U.S. Citizenship and Immigration Services (USCIS) announced April 7 that the H-1B visa cap for FY2016 was reached in the first five business days of April 2015. Today, USCIS conducted the random lottery to select the 65,000 petitions that will be processed under the general cap as well as the 20,000 slots available under the advanced-degree exemption. USCIS received 233,000 petitions in total. H-1B is a non-immigrant visa for foreign professionals sponsored by an employer to work in the U.S.
USCIS also confirmed that it will continue to process H-1B petitions that are not subject to the cap, including petitions for extension or amendment of status, petitions to change an existing H-1B employer, petitions for current H-1B workers to work for concurrent employers, and petitions filed by cap-exempt employers.
In other immigration news, USCIS announced April 2 that it reached the H-2B cap for FY2015 on March 26. These are petitions seeking low-skilled, non-agricultural workers for start dates on or before September 30, 2015, when the 2015 federal fiscal year ends. This cap is administered on a first-come, first-served basis and tops out at 33,000 H-2B workers for each half-year.

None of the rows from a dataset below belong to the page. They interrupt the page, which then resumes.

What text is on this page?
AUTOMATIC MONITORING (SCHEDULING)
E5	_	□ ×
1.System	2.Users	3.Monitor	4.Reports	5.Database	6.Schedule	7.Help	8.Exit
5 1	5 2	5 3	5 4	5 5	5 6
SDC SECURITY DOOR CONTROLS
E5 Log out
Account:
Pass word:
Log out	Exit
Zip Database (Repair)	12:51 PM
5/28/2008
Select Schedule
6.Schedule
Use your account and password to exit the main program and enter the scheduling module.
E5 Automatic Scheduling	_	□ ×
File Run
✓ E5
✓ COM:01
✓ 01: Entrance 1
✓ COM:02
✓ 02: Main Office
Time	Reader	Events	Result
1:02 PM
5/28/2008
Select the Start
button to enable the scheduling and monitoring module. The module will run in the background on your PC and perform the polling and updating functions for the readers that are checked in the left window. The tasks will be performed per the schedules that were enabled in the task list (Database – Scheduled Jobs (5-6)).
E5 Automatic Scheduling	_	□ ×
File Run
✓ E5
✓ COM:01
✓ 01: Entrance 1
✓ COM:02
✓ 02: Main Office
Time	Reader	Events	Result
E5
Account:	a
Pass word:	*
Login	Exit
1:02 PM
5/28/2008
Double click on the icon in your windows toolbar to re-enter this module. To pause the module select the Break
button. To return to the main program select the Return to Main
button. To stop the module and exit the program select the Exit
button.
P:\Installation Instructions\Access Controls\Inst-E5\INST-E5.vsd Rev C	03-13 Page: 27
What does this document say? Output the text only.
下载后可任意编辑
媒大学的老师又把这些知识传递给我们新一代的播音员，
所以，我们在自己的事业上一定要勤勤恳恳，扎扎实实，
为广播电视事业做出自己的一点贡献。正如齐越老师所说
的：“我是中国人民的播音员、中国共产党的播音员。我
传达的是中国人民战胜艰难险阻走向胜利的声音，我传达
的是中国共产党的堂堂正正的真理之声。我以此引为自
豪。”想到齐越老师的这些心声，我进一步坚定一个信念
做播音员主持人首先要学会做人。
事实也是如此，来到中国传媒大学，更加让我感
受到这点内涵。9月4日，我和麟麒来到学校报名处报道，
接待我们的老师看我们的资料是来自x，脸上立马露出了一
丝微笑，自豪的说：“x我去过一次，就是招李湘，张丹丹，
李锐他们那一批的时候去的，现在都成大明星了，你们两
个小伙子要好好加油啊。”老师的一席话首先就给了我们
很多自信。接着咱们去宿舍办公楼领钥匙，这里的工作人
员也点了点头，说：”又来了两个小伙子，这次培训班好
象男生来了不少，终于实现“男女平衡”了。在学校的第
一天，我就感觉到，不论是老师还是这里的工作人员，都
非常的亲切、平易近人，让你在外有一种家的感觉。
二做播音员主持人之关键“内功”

USCIS continues to accept petitions from workers who were already “counted against the cap” and seek extension of stay, change of employer or terms of employment, or who meet certain specific conditions of employment (e.g., fish roe processors or working in the Mariana Islands or Guam).
Hindering H-2B processing is an injunction issued by a U.S. District Court in Florida that prevents the U.S. Department of Labor (USDOL) from processing labor certifications for H-2B workers under its 2008 regulations. USCIS and USDOL have announced their joint intention to promulgate new regulations for H-2B processing by April 30, 2015.